Kepala sekolah dalam sambutannya menyampaikan keresahan terkait isu yang beredar sebelumnya.
“Bukan kami tidak butuh bantuan, tetapi mohon jangan sampai mencoreng nama baik sekolah,” ucap kepala sekolah.
Sebelumnya, beredar isu tidak sedap mengenai adanya pemotongan dana PIP. Bahkan, muncul tuduhan bahwa stempel dan tanda tangan kepala sekolah dipalsukan oleh oknum dari tim pemenangan Rajiv yang kini telah dibubarkan.
“Orang tua langsung ke bank, uang tidak pernah masuk ke sekolah. Tetapi nama sekolah menjadi buruk di mata masyarakat,” tambah kepala sekolah.
Rajiv Tepis Isu Pemotongan Dana
Menanggapi isu tersebut, Rajiv menegaskan bahwa semua bantuan dari aspirasinya tidak boleh dipotong atau dikenai pungutan dalam bentuk apa pun.
“Kalau ada yang memungut atau memotong bantuan, laporkan ke polisi. Tim pemenangan yang lama sudah saya bubarkan,” tegas Rajiv dalam sambutannya.
Rajiv mengaku sempat kapok memberikan bantuan setelah mendengar ada oknum yang memanfaatkan program tersebut. “Tahun lalu saya kapok karena ada pungutan. Ini bukan perintah saya atau tim saya,” jelasnya.
Bantuan PIP yang disalurkan kali ini sebesar Rp225.000 untuk siswa kelas 1, dan Rp450.000 untuk siswa kelas 2-6. Dana tersebut seharusnya langsung masuk ke rekening orang tua siswa melalui bank penyalur.
Oknum Tim Diduga Terlibat
Operator sekolah mengungkap bahwa selama ini ada oknum dari tim yang mengatur alur bantuan tanpa koordinasi dengan pihak sekolah. Mulai dari membuat grup WhatsApp penerima, mengawal pencairan, menunggu di ATM, hingga meminta fotokopi KK dan KTP dengan mendatangi rumah warga.
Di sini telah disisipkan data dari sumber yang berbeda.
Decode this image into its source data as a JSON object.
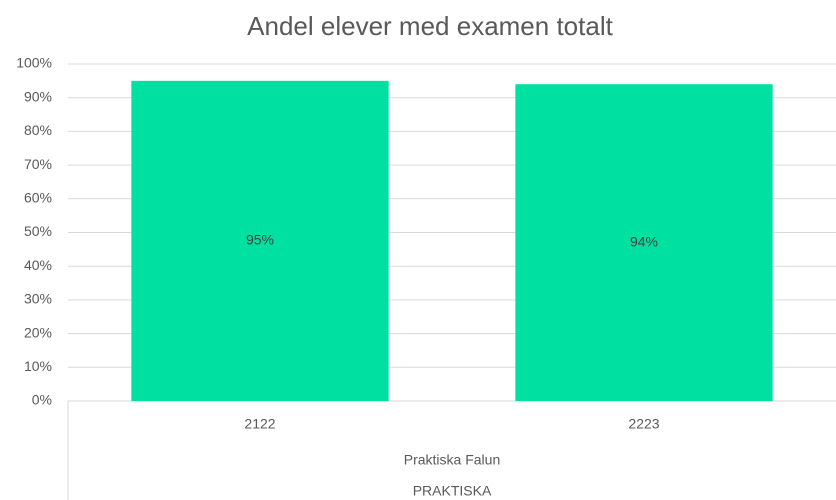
{
  "chart_data": {
    "type": "bar",
    "title": "Andel elever med examen totalt",
    "categories": [
      "2122",
      "2223"
    ],
    "values": [
      95,
      94
    ],
    "value_labels": [
      "95%",
      "94%"
    ],
    "color": "#00e0a0",
    "category_group_labels": [
      "Praktiska Falun",
      "PRAKTISKA"
    ],
    "ylim": [
      0,
      100
    ],
    "yticks": [
      {
        "value": 0,
        "label": "0%"
      },
      {
        "value": 10,
        "label": "10%"
      },
      {
        "value": 20,
        "label": "20%"
      },
      {
        "value": 30,
        "label": "30%"
      },
      {
        "value": 40,
        "label": "40%"
      },
      {
        "value": 50,
        "label": "50%"
      },
      {
        "value": 60,
        "label": "60%"
      },
      {
        "value": 70,
        "label": "70%"
      },
      {
        "value": 80,
        "label": "80%"
      },
      {
        "value": 90,
        "label": "90%"
      },
      {
        "value": 100,
        "label": "100%"
      }
    ],
    "grid": true
  }
}
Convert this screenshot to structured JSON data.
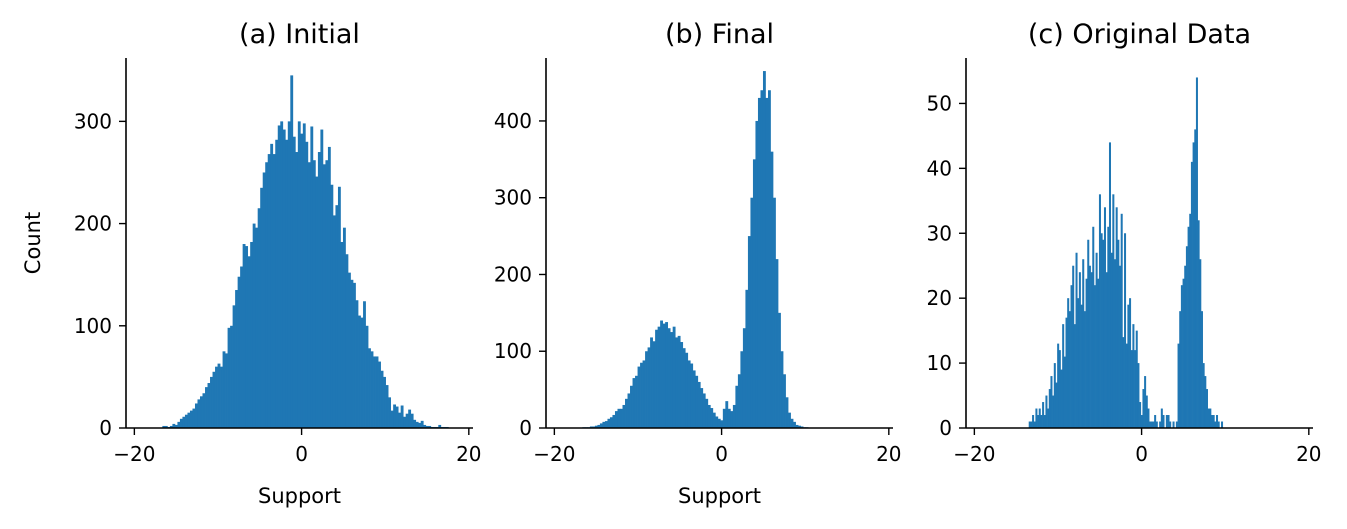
{
  "chart_data": [
    {
      "type": "bar",
      "title": "(a) Initial",
      "xlabel": "Support",
      "ylabel": "Count",
      "xlim": [
        -21,
        20.5
      ],
      "ylim": [
        0,
        362
      ],
      "xticks": [
        -20,
        0,
        20
      ],
      "yticks": [
        0,
        100,
        200,
        300
      ],
      "color": "#1f77b4",
      "bin_width": 0.3,
      "x": [
        -16.5,
        -16.2,
        -15.9,
        -15.6,
        -15.3,
        -15.0,
        -14.7,
        -14.4,
        -14.1,
        -13.8,
        -13.5,
        -13.2,
        -12.9,
        -12.6,
        -12.3,
        -12.0,
        -11.7,
        -11.4,
        -11.1,
        -10.8,
        -10.5,
        -10.2,
        -9.9,
        -9.6,
        -9.3,
        -9.0,
        -8.7,
        -8.4,
        -8.1,
        -7.8,
        -7.5,
        -7.2,
        -6.9,
        -6.6,
        -6.3,
        -6.0,
        -5.7,
        -5.4,
        -5.1,
        -4.8,
        -4.5,
        -4.2,
        -3.9,
        -3.6,
        -3.3,
        -3.0,
        -2.7,
        -2.4,
        -2.1,
        -1.8,
        -1.5,
        -1.2,
        -0.9,
        -0.6,
        -0.3,
        0.0,
        0.3,
        0.6,
        0.9,
        1.2,
        1.5,
        1.8,
        2.1,
        2.4,
        2.7,
        3.0,
        3.3,
        3.6,
        3.9,
        4.2,
        4.5,
        4.8,
        5.1,
        5.4,
        5.7,
        6.0,
        6.3,
        6.6,
        6.9,
        7.2,
        7.5,
        7.8,
        8.1,
        8.4,
        8.7,
        9.0,
        9.3,
        9.6,
        9.9,
        10.2,
        10.5,
        10.8,
        11.1,
        11.4,
        11.7,
        12.0,
        12.3,
        12.6,
        12.9,
        13.2,
        13.5,
        13.8,
        14.1,
        14.4,
        14.7,
        15.0,
        15.3,
        15.6,
        15.9,
        16.2,
        16.5,
        16.8,
        17.1,
        17.4
      ],
      "values": [
        2,
        2,
        1,
        2,
        4,
        3,
        6,
        9,
        11,
        13,
        15,
        17,
        19,
        24,
        28,
        31,
        34,
        40,
        44,
        50,
        55,
        60,
        63,
        60,
        75,
        73,
        98,
        100,
        120,
        135,
        148,
        158,
        180,
        178,
        168,
        182,
        200,
        196,
        215,
        235,
        250,
        260,
        268,
        278,
        268,
        282,
        296,
        300,
        292,
        282,
        300,
        345,
        285,
        270,
        300,
        288,
        298,
        280,
        260,
        295,
        262,
        246,
        270,
        292,
        258,
        262,
        275,
        238,
        208,
        218,
        236,
        182,
        196,
        170,
        152,
        145,
        142,
        125,
        110,
        108,
        124,
        100,
        78,
        75,
        70,
        70,
        65,
        56,
        50,
        42,
        30,
        17,
        23,
        21,
        15,
        22,
        11,
        14,
        18,
        14,
        8,
        6,
        5,
        7,
        3,
        2,
        2,
        1,
        1,
        1,
        3,
        1,
        1,
        1
      ]
    },
    {
      "type": "bar",
      "title": "(b) Final",
      "xlabel": "Support",
      "ylabel": "",
      "xlim": [
        -21,
        20.5
      ],
      "ylim": [
        0,
        482
      ],
      "xticks": [
        -20,
        0,
        20
      ],
      "yticks": [
        0,
        100,
        200,
        300,
        400
      ],
      "color": "#1f77b4",
      "bin_width": 0.3,
      "x": [
        -16.5,
        -16.2,
        -15.9,
        -15.6,
        -15.3,
        -15.0,
        -14.7,
        -14.4,
        -14.1,
        -13.8,
        -13.5,
        -13.2,
        -12.9,
        -12.6,
        -12.3,
        -12.0,
        -11.7,
        -11.4,
        -11.1,
        -10.8,
        -10.5,
        -10.2,
        -9.9,
        -9.6,
        -9.3,
        -9.0,
        -8.7,
        -8.4,
        -8.1,
        -7.8,
        -7.5,
        -7.2,
        -6.9,
        -6.6,
        -6.3,
        -6.0,
        -5.7,
        -5.4,
        -5.1,
        -4.8,
        -4.5,
        -4.2,
        -3.9,
        -3.6,
        -3.3,
        -3.0,
        -2.7,
        -2.4,
        -2.1,
        -1.8,
        -1.5,
        -1.2,
        -0.9,
        -0.6,
        -0.3,
        0.0,
        0.3,
        0.6,
        0.9,
        1.2,
        1.5,
        1.8,
        2.1,
        2.4,
        2.7,
        3.0,
        3.3,
        3.6,
        3.9,
        4.2,
        4.5,
        4.8,
        5.1,
        5.4,
        5.7,
        6.0,
        6.3,
        6.6,
        6.9,
        7.2,
        7.5,
        7.8,
        8.1,
        8.4,
        8.7,
        9.0,
        9.3,
        9.6,
        9.9,
        10.2
      ],
      "values": [
        1,
        1,
        1,
        2,
        2,
        3,
        4,
        6,
        8,
        9,
        12,
        14,
        17,
        22,
        25,
        25,
        30,
        38,
        45,
        55,
        65,
        68,
        80,
        85,
        88,
        100,
        105,
        118,
        113,
        128,
        132,
        140,
        136,
        138,
        130,
        125,
        132,
        118,
        120,
        112,
        104,
        98,
        88,
        84,
        75,
        68,
        60,
        52,
        45,
        38,
        30,
        26,
        20,
        15,
        12,
        10,
        25,
        35,
        25,
        22,
        30,
        55,
        70,
        100,
        130,
        180,
        250,
        300,
        350,
        400,
        430,
        440,
        465,
        430,
        440,
        360,
        300,
        220,
        150,
        100,
        70,
        40,
        20,
        12,
        8,
        4,
        3,
        2,
        1,
        1
      ]
    },
    {
      "type": "bar",
      "title": "(c) Original Data",
      "xlabel": "",
      "ylabel": "",
      "xlim": [
        -21,
        20.5
      ],
      "ylim": [
        0,
        57
      ],
      "xticks": [
        -20,
        0,
        20
      ],
      "yticks": [
        0,
        10,
        20,
        30,
        40,
        50
      ],
      "color": "#1f77b4",
      "bin_width": 0.2,
      "x": [
        -13.4,
        -13.2,
        -13.0,
        -12.8,
        -12.6,
        -12.4,
        -12.2,
        -12.0,
        -11.8,
        -11.6,
        -11.4,
        -11.2,
        -11.0,
        -10.8,
        -10.6,
        -10.4,
        -10.2,
        -10.0,
        -9.8,
        -9.6,
        -9.4,
        -9.2,
        -9.0,
        -8.8,
        -8.6,
        -8.4,
        -8.2,
        -8.0,
        -7.8,
        -7.6,
        -7.4,
        -7.2,
        -7.0,
        -6.8,
        -6.6,
        -6.4,
        -6.2,
        -6.0,
        -5.8,
        -5.6,
        -5.4,
        -5.2,
        -5.0,
        -4.8,
        -4.6,
        -4.4,
        -4.2,
        -4.0,
        -3.8,
        -3.6,
        -3.4,
        -3.2,
        -3.0,
        -2.8,
        -2.6,
        -2.4,
        -2.2,
        -2.0,
        -1.8,
        -1.6,
        -1.4,
        -1.2,
        -1.0,
        -0.8,
        -0.6,
        -0.4,
        -0.2,
        0.0,
        0.2,
        0.4,
        0.6,
        0.8,
        1.0,
        1.2,
        1.4,
        1.6,
        1.8,
        2.0,
        2.2,
        2.4,
        2.6,
        2.8,
        3.0,
        3.2,
        3.4,
        3.6,
        3.8,
        4.0,
        4.2,
        4.4,
        4.6,
        4.8,
        5.0,
        5.2,
        5.4,
        5.6,
        5.8,
        6.0,
        6.2,
        6.4,
        6.6,
        6.8,
        7.0,
        7.2,
        7.4,
        7.6,
        7.8,
        8.0,
        8.2,
        8.4,
        8.6,
        8.8,
        9.0,
        9.2,
        9.4,
        9.6
      ],
      "values": [
        1,
        1,
        2,
        1,
        3,
        2,
        3,
        2,
        4,
        2,
        5,
        3,
        6,
        8,
        5,
        10,
        7,
        13,
        12,
        9,
        16,
        11,
        17,
        20,
        18,
        22,
        25,
        16,
        27,
        20,
        24,
        19,
        26,
        18,
        23,
        29,
        25,
        24,
        31,
        22,
        27,
        23,
        36,
        30,
        29,
        34,
        24,
        31,
        44,
        27,
        36,
        26,
        34,
        29,
        25,
        33,
        14,
        30,
        13,
        19,
        20,
        12,
        16,
        12,
        15,
        10,
        4,
        2,
        6,
        8,
        5,
        3,
        1,
        1,
        1,
        2,
        1,
        0,
        1,
        3,
        2,
        0,
        2,
        2,
        1,
        0,
        1,
        0,
        1,
        13,
        18,
        22,
        23,
        25,
        28,
        31,
        33,
        41,
        44,
        46,
        54,
        32,
        26,
        18,
        10,
        8,
        6,
        3,
        3,
        2,
        2,
        1,
        2,
        1,
        0,
        1
      ]
    }
  ]
}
“Kejadian ini terjadi pada tahun lalu. Oknum dari Tim bergerak mendatangi orang tua murid secara door to door, padahal data siswa sudah lengkap di sekolah. Seharusnya kalau mau data, datang saja ke sekolah dan berkoordinasi langsung dengan kepala sekolah,” tegasnya.
Penolakan Wawancara Menuai Kritik
Para wartawan dari berbagai media lokal Bandung Barat yang telah menunggu sejak pagi berharap dapat mengonfirmasi langsung kepada Rajiv terkait polemik bantuan dan klarifikasi resmi atas isu pemotongan dana.
Namun, alih-alih memberikan keterangan, Rajiv memilih langsung meninggalkan lokasi tanpa memberikan pernyataan apa pun kepada media. Tidak ada sesi doorstop atau konfirmasi tambahan.
Sikap ini menuai kekecewaan dari kalangan media. “Jurnalis bukan musuh, tetapi mitra demokrasi. Menolak wawancara setelah acara publik adalah sikap yang disayangkan,” kata salah seorang wartawan.
Urgensi Keterbukaan dalam Demokrasi
Dalam sistem demokrasi, wakil rakyat seharusnya terbuka terhadap pertanyaan dan kritik, termasuk dari media massa. Menolak wawancara tanpa alasan yang jelas justru memberikan kesan menutup diri dan menghindari akuntabilitas publik.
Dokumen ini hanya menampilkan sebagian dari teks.